All of us can repent of times when we’ve used power over others to cause harm — whether large or small. Ask the Holy Spirit to show you how to give power to or have power with people in our homes, churches and communities.
2. Reach out to survivors of sexual and gender-based violence.
If you know someone who has survived sexual and gender-based violence, reach out and offer a helping hand. Let the spirit of whatsoever you do to the least of my brother, that you do unto me flourish (Matthew 25:40).
3. Pray for victims of sexual and gender-based violence.
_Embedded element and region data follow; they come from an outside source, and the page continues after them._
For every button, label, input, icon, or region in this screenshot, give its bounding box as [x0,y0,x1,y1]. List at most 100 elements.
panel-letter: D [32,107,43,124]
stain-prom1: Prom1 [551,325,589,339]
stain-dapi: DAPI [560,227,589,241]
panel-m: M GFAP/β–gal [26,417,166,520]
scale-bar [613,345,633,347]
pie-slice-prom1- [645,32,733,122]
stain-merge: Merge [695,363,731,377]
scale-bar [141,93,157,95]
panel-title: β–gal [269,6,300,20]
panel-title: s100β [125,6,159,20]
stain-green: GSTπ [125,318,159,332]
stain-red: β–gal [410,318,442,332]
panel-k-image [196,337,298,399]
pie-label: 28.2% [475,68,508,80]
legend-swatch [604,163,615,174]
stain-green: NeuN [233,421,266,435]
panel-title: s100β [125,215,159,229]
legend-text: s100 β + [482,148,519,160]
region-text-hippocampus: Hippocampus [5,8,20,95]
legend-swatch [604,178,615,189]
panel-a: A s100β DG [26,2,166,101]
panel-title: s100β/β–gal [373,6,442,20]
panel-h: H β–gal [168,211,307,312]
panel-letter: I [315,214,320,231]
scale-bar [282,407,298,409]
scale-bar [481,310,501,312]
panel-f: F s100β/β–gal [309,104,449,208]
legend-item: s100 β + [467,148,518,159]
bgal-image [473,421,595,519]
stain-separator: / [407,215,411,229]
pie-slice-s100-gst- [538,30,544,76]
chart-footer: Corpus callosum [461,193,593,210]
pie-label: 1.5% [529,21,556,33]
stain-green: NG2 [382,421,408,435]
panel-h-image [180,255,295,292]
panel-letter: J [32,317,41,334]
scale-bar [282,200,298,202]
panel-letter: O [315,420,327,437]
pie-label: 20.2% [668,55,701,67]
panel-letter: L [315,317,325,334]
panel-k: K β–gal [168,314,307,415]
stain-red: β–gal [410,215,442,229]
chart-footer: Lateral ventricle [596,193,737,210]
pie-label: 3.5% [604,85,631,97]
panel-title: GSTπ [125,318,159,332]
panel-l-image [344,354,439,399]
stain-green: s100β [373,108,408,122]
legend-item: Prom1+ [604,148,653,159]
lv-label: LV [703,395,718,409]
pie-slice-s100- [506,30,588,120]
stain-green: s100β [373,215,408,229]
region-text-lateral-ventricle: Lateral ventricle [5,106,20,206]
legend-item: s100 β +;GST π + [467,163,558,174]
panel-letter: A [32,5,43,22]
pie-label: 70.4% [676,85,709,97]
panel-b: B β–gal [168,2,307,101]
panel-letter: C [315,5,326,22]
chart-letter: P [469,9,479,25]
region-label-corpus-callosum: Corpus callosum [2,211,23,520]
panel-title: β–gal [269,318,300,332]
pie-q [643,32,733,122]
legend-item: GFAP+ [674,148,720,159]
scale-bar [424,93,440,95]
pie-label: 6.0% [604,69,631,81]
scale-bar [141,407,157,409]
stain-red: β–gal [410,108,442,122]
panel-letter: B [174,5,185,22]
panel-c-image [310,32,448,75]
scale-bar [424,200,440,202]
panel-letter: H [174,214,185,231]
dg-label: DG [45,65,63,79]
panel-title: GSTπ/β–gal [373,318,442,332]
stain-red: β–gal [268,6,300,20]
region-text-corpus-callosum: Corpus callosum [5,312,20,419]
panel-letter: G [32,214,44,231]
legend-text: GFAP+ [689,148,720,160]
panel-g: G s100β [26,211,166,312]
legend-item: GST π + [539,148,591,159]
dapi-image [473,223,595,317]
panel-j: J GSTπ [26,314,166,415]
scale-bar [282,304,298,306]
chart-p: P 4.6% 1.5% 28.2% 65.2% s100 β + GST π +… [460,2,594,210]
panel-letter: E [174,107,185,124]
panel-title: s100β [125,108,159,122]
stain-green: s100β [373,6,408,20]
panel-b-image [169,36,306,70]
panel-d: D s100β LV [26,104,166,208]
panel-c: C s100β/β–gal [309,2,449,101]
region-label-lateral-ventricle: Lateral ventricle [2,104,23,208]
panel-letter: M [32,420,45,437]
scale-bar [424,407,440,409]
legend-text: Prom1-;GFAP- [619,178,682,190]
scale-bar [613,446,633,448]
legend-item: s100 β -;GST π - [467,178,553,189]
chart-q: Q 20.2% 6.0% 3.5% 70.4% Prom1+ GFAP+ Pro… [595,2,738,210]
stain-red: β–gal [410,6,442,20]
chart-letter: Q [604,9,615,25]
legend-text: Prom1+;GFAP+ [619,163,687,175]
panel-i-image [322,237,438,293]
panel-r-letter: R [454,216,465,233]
Prayer is one of our most powerful tools. Pray for healing for those affected by sexual and gender violence, pray for those like Angela who are vulnerable, and pray for men and women to speak out.
Veronica Kaitano serves as the Gender Equality Social Inclusion Technical Advisor with the World Relief’s Programs Resources Team. Through her work, Veronica supports World Relief’s country offices in ensuring the integration of a gender and social inclusion approach within programming and acts as the global technical lead for supporting implementation and continued growth of World Relief’s couple strengthening model Families for Life, with a specific emphasis on disability inclusion.
Laura DePauw serves as the Knowledge Management Advisor for World Relief’s Strengthening Community Health Outcomes Through Positive Engagement (SCOPE) project providing knowledge management, communications, and information management across the project’s four countries.